Die Berufung ist begründet.
1. Die Klägerinnen haben keinen Anspruch auf Zahlung von je 25 000 DM aus dem Erbverzichtsvertrag, weil die Beklagte von dem diesem zugrunde liegenden Grundgeschäft (Verpflichtung der Klägerinnen zum Erb- und Pflichtteilsverzicht gegen Verpflichtung der Erblasser zur Zahlung der Abfindungen) wirksam am 10. Juli 2007 den Rücktritt erklärt hat. Die Geschäftsgrundlage für diesen Vertrag ist entfallen, ohne dass eine Anpassung an die veränderten Umstände möglich wäre (vgl. § 313 Abs. 3 Satz 1 BGB). Der durch die Zahlung der Abfindung aufschiebend bedingte Erb- und Pflichtteilsverzicht konnte zwar nach deren Zahlung auch nach Eintritt der Erbfälle noch wirksam werden, er ist aber aus der maßgeblichen Sicht der Erblasser, zu deren Gunsten er erklärt wurde, inzwischen wirtschaftlich sinnlos geworden. Die Beklagte konnte während unverjährter Zeit der Pflichtteilsansprüche der Klägerinnen diesen nur durch Zahlung der jeweils 25 000 DM entgehen. Diese Zahlung hätte zum Wegfall der mit den Erbfällen auflösend bedingt durch die Zahlung der Abfindungen entstandenen Pflichtteilsansprüche der Klägerinnen geführt, die inzwischen verjährt sind, so dass die Erblasser den Verzicht der Klägerinnen nicht mehr benötigen, um sich von der Belastung ihrer zu vererbenden Vermögen mit dem Pflichtteil der Klägerinnen zu befreien.

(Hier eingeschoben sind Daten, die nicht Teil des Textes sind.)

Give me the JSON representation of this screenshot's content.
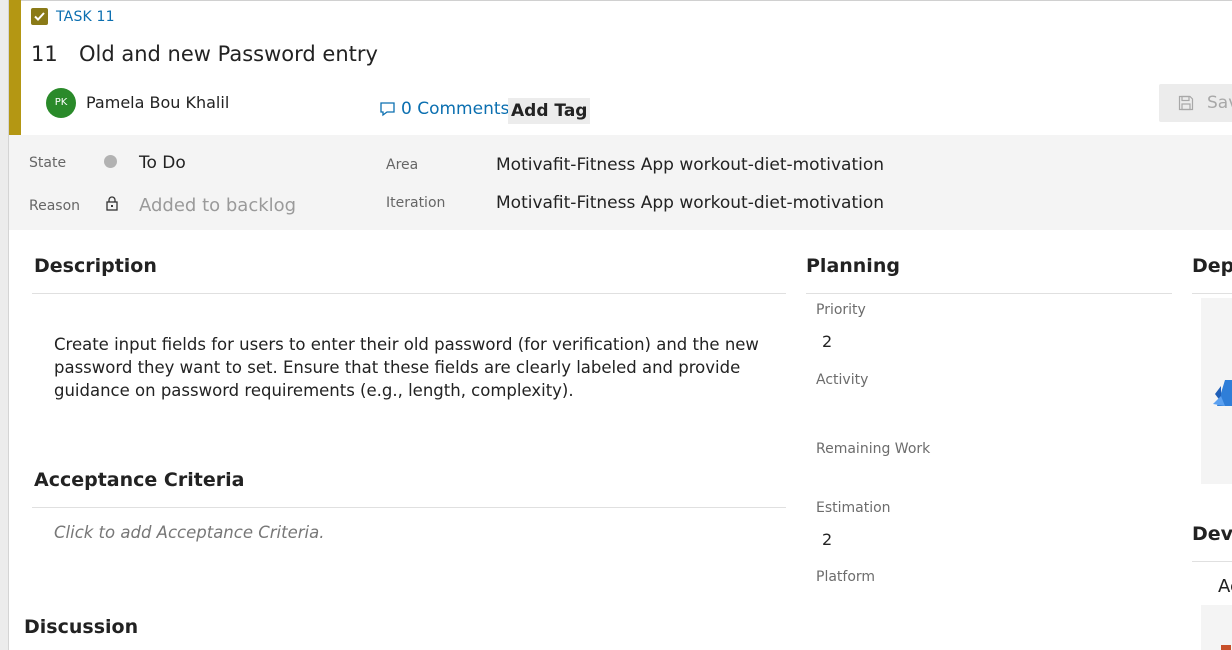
{
  "work_item": {
    "type_label": "TASK 11",
    "id": "11",
    "title": "Old and new Password entry",
    "assignee": {
      "initials": "PK",
      "name": "Pamela Bou Khalil"
    },
    "comments_label": "0 Comments",
    "add_tag_label": "Add Tag",
    "save_label": "Sav"
  },
  "fields": {
    "state_label": "State",
    "state_value": "To Do",
    "reason_label": "Reason",
    "reason_value": "Added to backlog",
    "area_label": "Area",
    "area_value": "Motivafit-Fitness App workout-diet-motivation",
    "iteration_label": "Iteration",
    "iteration_value": "Motivafit-Fitness App workout-diet-motivation"
  },
  "description": {
    "heading": "Description",
    "text": "Create input fields for users to enter their old password (for verification) and the new password they want to set. Ensure that these fields are clearly labeled and provide guidance on password requirements (e.g., length, complexity)."
  },
  "acceptance": {
    "heading": "Acceptance Criteria",
    "placeholder": "Click to add Acceptance Criteria."
  },
  "discussion": {
    "heading": "Discussion"
  },
  "planning": {
    "heading": "Planning",
    "priority_label": "Priority",
    "priority_value": "2",
    "activity_label": "Activity",
    "remaining_label": "Remaining Work",
    "estimation_label": "Estimation",
    "estimation_value": "2",
    "platform_label": "Platform"
  },
  "right_panel": {
    "deployment_heading": "Depl",
    "development_heading": "Deve",
    "development_item": "Ac"
  },
  "colors": {
    "accent": "#b49713",
    "link": "#0b6fb0",
    "avatar": "#2a8a2a",
    "state_dot": "#b2b2b2"
  },
  "icons": [
    "checkbox-icon",
    "comment-icon",
    "save-icon",
    "lock-icon",
    "azure-logo-icon"
  ]
}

Die Tatsache, dass die Beklagte den Pflichtteilsverzicht der Klägerinnen jederzeit durch Zahlung der Abfindungen wirksam werden lassen konnte, ändert nichts daran, dass die Pflichtteilsansprüche der Klägerinnen mit dem Erbfall entstanden und deren Verjährung lief, sobald die Klägerinnen nach dem Tode der Erblasser Kenntnis von dem Testament vom 11. August 1977 hatten, durch das sie enterbt waren.
2. Unabhängig davon ist ein Anspruch der Klägerinnen auf Zahlung von je 25 000 DM verjährt.
a) Es handelt sich bei dem Anspruch nicht um einen erbrechtlichen, sondern um einen schuldrechtlichen. Die Tatsache, dass die Klägerinnen die Verpflichtung zur Abgabe einer Willenserklärung eingegangen sind, die im Erbrecht ihre Grundlage hat, bedeutet nicht, dass die Zahlungsverpflichtung, welche die Erblasser als Gegenleistung dafür eingegangen sind, im Erbrecht gründet; sie ist rein schuldrechtlicher Natur (§ 241 Abs. 1 Satz 1 BGB). Sie hat ihren Ursprung im zweiten und nicht im fünften Buch des Bürgerlichen Gesetzbuchs. Auch aus der von den Klägerinnen vorgelegten Entscheidung des Bundesgerichtshofs vom 18. April 2007 - IV ZR 279/05 - (Bl. 169 d.A.) ergibt sich nichts anderes, weil diese einen Fall betrifft, der im fünften Buch des Bürgerlichen Gesetzbuchs geregelt ist. Die vom Bundesgerichtshof angeführte Motivationslage des Gesetzgebers für die Beibehaltung der 30-Jahresfrist bei erbrechtlichen Ansprüchen, dass bei Ansprüchen unter Verwandten persönliche Rücksichten darauf, ob und wann die gerichtliche Klärung eines Anspruchs sinnvoll erscheint, eher Anerkennung verdienen als im Bereich geschäftlicher Beziehungen bedeutet nicht, dass rein schuldrechtliche Ansprüche, bei denen diese Motivationslage auch bestehen mag, ebenfalls der 30-jährigen Verjährung zu unterwerfen sind. Dies führte gerade zu einer Verwässerung des nach der Entscheidung des Bundesgerichtshofs vom Gesetzgeber erstrebten Ziels der Verjährungsregelung, Einheitlichkeit und Klarheit zu schaffen.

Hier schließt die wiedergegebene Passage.